FIG. 1.

Preferential activation of the Ras-MAP kinase signaling cascade in CD45RO⁺ T cells (part 1). (A) CD45ABC⁺ and CD45RO⁺ TCR⁺ CD3⁺ CD4⁺ BW5147 T-cell clones, in the order indicated in panel C, were transfected with an Elk-1–GAL4 transactivator and a 5×GAL4-luciferase reporter at a ratio of 1:10 and stimulated for 24 h with plate-bound anti-D10 TCR MAb 5A (10 μg/ml).
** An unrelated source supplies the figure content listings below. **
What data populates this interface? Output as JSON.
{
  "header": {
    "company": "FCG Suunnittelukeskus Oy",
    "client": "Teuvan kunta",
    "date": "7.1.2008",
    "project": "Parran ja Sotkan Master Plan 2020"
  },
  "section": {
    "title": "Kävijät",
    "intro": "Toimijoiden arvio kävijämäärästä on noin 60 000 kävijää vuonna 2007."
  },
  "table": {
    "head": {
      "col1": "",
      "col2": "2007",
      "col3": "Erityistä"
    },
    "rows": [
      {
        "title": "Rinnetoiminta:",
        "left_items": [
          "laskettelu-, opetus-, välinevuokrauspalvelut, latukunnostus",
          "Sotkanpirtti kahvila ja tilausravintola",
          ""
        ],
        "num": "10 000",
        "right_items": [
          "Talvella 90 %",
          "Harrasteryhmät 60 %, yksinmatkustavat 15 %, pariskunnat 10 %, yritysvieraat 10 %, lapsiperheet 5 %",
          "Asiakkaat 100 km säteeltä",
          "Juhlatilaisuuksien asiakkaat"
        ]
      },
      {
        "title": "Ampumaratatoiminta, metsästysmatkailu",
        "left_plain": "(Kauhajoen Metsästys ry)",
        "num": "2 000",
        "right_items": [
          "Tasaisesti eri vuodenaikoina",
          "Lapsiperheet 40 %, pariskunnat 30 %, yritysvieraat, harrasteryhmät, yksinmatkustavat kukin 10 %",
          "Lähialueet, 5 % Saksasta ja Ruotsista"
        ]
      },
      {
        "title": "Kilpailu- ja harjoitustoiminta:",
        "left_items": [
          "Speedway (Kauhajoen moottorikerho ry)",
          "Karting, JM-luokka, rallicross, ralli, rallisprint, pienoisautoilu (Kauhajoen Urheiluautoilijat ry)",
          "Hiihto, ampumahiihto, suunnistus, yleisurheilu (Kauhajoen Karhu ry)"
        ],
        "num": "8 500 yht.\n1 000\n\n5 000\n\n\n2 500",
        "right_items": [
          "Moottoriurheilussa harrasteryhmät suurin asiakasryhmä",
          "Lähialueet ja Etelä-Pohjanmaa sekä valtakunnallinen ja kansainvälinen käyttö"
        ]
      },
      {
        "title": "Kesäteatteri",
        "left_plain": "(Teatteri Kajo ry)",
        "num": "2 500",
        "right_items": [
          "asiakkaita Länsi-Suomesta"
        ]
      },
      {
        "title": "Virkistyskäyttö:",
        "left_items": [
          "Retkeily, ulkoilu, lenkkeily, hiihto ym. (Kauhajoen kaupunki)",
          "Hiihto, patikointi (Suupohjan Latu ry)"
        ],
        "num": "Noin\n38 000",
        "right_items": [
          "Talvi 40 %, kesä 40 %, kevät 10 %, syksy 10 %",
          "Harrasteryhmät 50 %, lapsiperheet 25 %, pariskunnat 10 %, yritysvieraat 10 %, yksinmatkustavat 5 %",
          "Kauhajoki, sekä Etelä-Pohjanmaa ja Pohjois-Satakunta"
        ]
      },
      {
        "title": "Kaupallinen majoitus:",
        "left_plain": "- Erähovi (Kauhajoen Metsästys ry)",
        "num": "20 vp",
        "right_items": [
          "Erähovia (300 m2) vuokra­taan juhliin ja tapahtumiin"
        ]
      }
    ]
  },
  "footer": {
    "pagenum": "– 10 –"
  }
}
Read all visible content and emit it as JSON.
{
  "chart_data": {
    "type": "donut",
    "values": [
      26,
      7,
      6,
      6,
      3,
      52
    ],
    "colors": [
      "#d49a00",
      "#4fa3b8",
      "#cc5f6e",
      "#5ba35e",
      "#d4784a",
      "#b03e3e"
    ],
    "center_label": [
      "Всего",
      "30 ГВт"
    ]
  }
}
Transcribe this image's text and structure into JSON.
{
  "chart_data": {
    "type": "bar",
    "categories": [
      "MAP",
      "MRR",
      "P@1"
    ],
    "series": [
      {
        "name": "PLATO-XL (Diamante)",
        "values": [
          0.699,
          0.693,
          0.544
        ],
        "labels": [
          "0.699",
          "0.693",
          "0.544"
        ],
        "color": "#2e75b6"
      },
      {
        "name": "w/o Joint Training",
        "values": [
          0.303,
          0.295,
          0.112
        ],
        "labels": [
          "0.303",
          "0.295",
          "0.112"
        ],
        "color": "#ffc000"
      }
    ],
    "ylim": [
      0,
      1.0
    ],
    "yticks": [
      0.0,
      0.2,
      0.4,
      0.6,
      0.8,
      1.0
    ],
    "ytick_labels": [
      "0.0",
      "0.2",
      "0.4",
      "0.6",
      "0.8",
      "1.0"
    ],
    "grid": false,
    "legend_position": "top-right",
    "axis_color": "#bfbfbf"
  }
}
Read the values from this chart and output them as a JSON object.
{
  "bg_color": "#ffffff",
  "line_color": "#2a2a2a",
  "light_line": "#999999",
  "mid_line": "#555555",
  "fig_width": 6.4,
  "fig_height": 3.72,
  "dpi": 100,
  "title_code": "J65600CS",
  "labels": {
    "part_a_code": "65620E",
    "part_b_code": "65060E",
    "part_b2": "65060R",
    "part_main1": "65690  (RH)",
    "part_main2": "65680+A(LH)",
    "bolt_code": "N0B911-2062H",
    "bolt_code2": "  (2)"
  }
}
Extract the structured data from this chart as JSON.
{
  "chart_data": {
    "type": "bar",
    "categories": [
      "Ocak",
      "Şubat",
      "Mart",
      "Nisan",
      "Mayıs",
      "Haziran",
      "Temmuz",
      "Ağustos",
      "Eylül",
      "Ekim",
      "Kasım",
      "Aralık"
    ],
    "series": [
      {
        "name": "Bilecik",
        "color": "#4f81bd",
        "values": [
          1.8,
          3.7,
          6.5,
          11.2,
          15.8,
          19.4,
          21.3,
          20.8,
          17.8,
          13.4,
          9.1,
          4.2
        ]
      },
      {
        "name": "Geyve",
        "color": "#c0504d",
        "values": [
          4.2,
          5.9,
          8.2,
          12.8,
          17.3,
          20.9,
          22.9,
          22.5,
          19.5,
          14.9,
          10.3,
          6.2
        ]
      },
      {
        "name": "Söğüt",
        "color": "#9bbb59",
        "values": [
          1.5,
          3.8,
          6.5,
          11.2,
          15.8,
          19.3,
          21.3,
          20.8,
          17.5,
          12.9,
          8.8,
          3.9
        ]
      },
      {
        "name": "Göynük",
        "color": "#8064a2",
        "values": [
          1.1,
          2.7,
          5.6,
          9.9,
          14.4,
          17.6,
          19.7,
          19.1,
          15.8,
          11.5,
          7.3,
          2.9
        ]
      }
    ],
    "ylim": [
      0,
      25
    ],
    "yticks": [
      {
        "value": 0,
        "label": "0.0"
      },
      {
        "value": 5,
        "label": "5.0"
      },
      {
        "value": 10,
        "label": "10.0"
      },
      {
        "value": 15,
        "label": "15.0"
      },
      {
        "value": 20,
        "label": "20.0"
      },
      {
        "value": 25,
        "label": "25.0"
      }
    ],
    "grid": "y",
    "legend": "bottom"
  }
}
The relative activity of the reporter is expressed as fold induction over reporter transactivation in unstimulated cells. (B) CD45ABC⁺ and CD45RO⁺ cells were transfected with the Elk-1–GAL4–5×GAL4–luciferase reporter, cotransfected with 50 ng of RasN17 or a matched empty vector, and stimulated with MAb 5A. Luciferase activities were normalized against an internal control (pRL-CMV). (C) Western blot analysis of whole-cell lysates of CD45ABC⁺ (clones 17.11, 17.4, and 23.3) and CD45RO⁺ (clones 19.9 and 18.16) cells stained with anti-CD45 MAb 30-F11. (D) CD3⁺ CD4⁺ CD45RO⁺ BW5147 cells were transfected with Elk-1–GAL4 (or the GAL4 DNA binding domain [GAL4dbd] alone) and a 5×GAL4-luciferase reporter and cotransfected with either the empty vector (Emp. vec.) or an expression plasmid(s) containing the dominant negative mutant forms of Erk or Raf (RafN4) under the control of a constitutive promoter. At 24 h posttransfection, cells were left unstimulated or were stimulated for another 24 h with an anti-TCR MAb. Luciferase activity (in relative luciferase units [RLU]) was normalized against the protein concentration of the cell lysates and expressed as a percentage of the control stimulation. DMSO, dimethyl sulfoxide. (E) Transactivation of the Elk-1–GAL4–5×GAL4–luciferase reporter system in CD45-positive and CD45-negative BW cells upon stimulation with an anti-TCR MAb (top) or 20% fetal calf serum (FCS) following overnight starvation (bottom). The data shown are representative of at least two independent experiments.